Registration Foreign Company Branch

Any company which is incorporated outside the State and establishes a Branch in the State must be registered with the CRO under the Companies Act 2014. The registration must take place within one month of the establishment of the branch in the State. See Information Leaflet no. 5

The disclosure requirements in respect of branches opened in a Member State by certain types of company governed by the law of another State are set out in Part 21 of the Companies Act 2014. The Regulations apply to the equivalent of Irish limited liability companies, incorporated in another State, which establish a branch in this State. There are some differences between the requirements imposed on a company from a Member State of the European Economic Area and companies from other countries.

The European Economic Area (EEA) consists of the 27 member states of the EU, (Austria, Belgium, Bulgaria, Denmark, Finland, France, Germany, Greece, Ireland, Italy, Luxembourg, the Netherlands, Portugal, Spain, Sweden, United Kingdom, Cyprus, Czech Republic, Estonia, Hungary, Latvia, Lithuania, Malta, Poland, Slovakia, Slovenia and Romania), plus Iceland, Liechtenstein and Norway.
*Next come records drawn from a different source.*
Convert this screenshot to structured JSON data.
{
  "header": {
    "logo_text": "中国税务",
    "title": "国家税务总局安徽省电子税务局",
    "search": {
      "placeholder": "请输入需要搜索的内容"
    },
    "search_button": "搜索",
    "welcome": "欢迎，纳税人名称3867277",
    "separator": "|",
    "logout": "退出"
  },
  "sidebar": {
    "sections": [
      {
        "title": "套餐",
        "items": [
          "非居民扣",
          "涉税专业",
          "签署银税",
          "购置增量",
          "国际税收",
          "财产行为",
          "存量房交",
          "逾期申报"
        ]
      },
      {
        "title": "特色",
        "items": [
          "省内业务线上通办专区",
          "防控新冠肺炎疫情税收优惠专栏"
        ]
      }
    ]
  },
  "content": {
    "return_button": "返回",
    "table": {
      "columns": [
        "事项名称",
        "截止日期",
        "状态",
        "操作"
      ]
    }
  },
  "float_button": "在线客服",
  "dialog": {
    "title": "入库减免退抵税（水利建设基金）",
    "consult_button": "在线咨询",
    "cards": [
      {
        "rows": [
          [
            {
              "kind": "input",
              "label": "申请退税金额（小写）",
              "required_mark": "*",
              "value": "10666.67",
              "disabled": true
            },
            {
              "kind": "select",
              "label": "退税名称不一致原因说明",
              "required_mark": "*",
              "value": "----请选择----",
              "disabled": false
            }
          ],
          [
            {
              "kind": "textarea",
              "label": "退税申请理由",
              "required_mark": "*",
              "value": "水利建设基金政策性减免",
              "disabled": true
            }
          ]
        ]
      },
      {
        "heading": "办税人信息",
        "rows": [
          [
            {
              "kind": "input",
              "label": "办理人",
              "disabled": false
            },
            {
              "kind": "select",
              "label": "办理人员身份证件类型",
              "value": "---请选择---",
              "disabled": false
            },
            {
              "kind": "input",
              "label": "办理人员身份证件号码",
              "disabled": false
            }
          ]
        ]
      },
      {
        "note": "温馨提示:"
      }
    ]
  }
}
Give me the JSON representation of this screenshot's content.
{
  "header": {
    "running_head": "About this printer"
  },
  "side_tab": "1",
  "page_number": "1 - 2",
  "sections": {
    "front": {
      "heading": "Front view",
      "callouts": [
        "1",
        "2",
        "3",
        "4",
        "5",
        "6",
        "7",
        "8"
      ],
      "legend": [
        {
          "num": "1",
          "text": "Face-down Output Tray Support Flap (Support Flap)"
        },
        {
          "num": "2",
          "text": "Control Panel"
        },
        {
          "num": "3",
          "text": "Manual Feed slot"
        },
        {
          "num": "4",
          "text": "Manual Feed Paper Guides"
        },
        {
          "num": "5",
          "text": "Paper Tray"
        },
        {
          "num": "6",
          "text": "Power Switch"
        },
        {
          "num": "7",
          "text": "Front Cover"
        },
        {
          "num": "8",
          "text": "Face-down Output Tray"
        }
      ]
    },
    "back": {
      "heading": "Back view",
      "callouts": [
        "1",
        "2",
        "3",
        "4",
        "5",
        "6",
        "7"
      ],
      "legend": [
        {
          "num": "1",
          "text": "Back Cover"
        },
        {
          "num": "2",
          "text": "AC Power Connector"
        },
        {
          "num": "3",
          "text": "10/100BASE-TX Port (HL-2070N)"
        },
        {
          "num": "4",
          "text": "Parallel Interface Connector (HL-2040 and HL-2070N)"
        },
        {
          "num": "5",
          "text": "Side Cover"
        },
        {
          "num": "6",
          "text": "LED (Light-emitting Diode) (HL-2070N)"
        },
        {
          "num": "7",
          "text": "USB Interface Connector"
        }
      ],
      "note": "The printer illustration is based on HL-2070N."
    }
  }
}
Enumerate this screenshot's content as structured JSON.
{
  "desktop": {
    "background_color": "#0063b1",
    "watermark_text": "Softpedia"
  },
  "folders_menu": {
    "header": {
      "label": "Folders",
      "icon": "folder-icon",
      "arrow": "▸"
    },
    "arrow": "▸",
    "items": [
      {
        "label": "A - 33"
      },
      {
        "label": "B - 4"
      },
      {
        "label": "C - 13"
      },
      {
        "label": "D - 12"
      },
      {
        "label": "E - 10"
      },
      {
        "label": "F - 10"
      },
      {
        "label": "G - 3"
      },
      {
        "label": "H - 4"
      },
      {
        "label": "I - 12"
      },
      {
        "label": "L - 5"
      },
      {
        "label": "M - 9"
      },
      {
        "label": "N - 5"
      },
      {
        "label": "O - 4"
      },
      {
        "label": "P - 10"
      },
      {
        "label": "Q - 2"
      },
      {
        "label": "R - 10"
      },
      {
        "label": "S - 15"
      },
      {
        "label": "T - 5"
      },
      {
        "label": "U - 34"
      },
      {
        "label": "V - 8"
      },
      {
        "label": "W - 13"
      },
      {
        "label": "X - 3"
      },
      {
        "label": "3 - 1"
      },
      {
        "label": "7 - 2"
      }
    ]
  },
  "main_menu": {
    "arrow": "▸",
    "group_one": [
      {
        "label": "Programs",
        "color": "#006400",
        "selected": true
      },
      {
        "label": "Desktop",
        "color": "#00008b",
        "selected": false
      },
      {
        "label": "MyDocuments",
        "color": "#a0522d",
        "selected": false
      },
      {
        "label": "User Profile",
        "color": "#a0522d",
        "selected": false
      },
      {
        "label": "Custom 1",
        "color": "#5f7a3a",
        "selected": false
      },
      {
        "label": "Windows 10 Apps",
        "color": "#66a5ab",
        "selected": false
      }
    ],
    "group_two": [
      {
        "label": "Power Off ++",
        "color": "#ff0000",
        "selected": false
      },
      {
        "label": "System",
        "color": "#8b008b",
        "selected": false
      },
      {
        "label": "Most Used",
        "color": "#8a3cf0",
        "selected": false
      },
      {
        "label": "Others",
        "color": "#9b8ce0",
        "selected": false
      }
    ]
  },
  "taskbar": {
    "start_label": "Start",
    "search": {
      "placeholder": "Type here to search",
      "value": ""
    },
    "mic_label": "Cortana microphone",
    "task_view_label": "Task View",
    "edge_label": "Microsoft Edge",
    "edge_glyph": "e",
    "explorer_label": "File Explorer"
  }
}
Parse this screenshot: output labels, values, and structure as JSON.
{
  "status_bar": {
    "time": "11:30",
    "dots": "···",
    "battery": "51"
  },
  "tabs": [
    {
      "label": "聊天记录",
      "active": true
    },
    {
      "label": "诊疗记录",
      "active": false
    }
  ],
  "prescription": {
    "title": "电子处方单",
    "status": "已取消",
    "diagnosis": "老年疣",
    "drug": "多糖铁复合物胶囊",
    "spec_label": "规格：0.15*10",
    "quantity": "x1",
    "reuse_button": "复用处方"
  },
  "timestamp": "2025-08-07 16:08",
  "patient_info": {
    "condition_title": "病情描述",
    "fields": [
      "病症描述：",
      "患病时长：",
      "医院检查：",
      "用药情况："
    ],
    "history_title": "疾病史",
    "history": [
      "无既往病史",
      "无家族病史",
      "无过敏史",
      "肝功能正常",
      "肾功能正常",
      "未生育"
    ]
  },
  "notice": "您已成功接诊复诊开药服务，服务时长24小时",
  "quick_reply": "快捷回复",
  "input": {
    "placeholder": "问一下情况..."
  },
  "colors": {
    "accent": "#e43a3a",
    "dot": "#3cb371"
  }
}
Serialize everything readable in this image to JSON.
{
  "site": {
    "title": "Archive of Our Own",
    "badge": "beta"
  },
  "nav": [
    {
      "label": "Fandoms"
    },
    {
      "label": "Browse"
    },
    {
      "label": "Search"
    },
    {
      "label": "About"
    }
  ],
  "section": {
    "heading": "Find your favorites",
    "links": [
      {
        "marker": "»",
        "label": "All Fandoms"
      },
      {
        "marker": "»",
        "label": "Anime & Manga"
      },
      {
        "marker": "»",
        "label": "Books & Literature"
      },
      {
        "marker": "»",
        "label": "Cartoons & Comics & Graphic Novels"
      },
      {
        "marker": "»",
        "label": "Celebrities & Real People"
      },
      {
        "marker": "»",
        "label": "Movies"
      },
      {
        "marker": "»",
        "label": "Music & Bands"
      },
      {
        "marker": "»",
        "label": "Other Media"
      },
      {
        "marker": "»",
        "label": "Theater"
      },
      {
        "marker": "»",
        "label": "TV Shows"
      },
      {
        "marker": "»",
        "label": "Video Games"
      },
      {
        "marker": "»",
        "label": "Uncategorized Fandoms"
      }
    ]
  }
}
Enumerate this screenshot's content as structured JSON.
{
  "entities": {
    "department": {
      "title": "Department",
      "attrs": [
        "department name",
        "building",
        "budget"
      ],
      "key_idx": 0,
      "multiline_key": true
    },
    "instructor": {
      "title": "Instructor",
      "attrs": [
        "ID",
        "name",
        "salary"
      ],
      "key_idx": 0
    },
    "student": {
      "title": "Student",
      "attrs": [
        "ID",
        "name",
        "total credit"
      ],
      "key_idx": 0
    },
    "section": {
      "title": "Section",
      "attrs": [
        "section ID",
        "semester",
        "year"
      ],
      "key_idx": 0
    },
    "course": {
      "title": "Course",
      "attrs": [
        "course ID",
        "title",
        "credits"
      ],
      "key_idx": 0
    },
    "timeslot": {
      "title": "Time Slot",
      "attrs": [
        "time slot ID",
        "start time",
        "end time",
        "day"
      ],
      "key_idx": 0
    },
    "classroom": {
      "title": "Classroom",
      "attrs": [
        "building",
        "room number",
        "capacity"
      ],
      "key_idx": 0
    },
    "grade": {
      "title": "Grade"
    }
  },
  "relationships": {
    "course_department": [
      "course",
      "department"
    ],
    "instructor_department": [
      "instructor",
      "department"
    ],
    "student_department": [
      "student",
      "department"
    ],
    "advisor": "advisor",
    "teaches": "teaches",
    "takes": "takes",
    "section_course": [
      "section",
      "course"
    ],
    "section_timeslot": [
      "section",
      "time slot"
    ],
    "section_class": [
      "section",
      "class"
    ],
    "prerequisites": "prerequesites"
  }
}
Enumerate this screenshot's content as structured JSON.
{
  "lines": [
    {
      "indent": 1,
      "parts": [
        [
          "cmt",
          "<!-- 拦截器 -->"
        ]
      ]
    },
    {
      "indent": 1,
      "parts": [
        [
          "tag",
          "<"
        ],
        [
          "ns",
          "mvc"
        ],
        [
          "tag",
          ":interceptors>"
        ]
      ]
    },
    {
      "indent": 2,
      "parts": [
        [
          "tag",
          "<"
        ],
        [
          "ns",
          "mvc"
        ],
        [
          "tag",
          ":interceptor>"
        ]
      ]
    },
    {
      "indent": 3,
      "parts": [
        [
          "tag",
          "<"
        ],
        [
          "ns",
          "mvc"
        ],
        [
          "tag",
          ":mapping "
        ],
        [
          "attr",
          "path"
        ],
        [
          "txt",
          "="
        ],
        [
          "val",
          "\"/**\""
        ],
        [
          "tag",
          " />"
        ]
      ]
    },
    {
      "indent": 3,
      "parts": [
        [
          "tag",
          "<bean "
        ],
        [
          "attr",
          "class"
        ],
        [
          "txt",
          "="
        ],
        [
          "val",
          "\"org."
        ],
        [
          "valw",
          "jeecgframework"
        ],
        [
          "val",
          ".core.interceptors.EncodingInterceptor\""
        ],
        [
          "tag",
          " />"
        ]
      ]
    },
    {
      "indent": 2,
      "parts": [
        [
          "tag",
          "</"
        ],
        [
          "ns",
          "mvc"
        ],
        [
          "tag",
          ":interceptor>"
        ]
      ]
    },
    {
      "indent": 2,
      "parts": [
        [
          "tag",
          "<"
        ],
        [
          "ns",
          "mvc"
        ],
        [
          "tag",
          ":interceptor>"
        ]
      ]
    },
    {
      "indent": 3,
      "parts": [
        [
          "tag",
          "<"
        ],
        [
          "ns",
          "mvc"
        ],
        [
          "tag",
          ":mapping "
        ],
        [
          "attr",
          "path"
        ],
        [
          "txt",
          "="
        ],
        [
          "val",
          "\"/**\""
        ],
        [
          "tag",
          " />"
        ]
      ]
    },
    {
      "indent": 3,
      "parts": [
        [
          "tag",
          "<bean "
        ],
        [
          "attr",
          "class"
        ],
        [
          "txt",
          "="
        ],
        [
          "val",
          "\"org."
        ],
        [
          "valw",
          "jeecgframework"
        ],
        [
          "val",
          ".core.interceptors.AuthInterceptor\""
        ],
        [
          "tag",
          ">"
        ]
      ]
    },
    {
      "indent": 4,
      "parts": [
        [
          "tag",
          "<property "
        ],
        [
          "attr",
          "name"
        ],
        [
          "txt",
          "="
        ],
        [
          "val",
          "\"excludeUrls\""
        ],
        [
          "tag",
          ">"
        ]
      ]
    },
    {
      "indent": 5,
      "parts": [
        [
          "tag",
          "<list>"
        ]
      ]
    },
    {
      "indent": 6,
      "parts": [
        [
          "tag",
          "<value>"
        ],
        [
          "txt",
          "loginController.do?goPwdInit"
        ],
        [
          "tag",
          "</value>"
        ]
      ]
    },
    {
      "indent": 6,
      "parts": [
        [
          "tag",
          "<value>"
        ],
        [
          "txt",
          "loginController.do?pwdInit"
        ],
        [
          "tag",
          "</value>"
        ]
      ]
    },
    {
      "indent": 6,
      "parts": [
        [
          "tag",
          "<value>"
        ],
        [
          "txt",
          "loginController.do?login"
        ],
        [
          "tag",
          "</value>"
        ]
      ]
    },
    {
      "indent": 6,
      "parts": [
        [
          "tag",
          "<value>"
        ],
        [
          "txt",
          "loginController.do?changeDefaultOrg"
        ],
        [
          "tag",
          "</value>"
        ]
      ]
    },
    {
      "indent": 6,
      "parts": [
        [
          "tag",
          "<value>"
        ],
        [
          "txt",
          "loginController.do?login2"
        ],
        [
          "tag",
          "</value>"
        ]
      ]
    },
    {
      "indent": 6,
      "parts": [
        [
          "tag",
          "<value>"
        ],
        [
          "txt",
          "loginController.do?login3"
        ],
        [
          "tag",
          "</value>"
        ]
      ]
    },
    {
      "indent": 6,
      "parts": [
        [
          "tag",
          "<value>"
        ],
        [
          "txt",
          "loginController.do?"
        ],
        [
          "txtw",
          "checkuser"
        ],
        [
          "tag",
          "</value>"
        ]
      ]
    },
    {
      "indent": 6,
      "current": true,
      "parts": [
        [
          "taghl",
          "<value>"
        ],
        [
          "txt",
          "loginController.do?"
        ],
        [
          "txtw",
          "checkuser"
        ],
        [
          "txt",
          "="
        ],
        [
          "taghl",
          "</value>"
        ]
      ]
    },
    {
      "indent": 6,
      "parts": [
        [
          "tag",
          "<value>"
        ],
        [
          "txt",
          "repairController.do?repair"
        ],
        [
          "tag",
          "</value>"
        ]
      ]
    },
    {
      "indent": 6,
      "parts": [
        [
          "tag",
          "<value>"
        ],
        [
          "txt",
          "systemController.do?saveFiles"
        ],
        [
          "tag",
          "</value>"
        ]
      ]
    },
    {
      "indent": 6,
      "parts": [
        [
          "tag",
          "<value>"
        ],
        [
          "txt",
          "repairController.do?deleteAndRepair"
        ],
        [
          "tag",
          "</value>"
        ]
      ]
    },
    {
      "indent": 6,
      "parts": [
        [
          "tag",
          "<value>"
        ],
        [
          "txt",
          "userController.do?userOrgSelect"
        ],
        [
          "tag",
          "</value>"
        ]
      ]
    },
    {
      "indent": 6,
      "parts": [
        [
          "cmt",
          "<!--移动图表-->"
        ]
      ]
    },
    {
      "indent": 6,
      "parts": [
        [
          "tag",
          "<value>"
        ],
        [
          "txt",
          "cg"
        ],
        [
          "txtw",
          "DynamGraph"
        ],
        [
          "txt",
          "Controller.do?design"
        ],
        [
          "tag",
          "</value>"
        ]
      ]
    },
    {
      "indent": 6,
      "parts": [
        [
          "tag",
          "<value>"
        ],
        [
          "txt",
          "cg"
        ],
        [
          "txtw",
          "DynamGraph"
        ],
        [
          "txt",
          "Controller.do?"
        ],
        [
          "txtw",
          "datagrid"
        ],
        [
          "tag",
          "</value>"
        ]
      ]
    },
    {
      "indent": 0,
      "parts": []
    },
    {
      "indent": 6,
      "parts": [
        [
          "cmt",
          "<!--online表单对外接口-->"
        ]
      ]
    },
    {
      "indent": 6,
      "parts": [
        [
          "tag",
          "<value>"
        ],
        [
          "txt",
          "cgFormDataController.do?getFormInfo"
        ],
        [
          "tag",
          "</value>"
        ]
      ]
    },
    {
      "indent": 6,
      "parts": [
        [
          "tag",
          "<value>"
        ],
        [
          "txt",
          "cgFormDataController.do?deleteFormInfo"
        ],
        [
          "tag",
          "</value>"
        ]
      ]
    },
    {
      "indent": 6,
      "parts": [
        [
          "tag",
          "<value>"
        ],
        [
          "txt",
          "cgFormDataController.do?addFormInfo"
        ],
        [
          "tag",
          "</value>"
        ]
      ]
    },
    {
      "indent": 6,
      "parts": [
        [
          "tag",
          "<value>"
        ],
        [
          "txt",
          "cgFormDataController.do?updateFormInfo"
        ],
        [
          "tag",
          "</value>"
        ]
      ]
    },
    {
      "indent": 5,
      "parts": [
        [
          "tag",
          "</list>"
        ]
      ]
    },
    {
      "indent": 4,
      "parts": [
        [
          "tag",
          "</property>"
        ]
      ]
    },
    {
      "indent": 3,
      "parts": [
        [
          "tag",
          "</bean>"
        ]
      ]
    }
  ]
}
  • Companies from a Member State of the EEA file Form F12 to register.
  • Companies from a non-EEA member state file Form F13 to register

Can a UK Limited Liability Partnership register as a Branch?
No. A limited liability partnership registered in the UK isn't in a position to register as a Branch of an External Company as it is not a company incorporated with limited liability. Any UK registered entity that is not a company incorporated within the scope of the Act cannot secure a branch registration under the Companies Act 2014.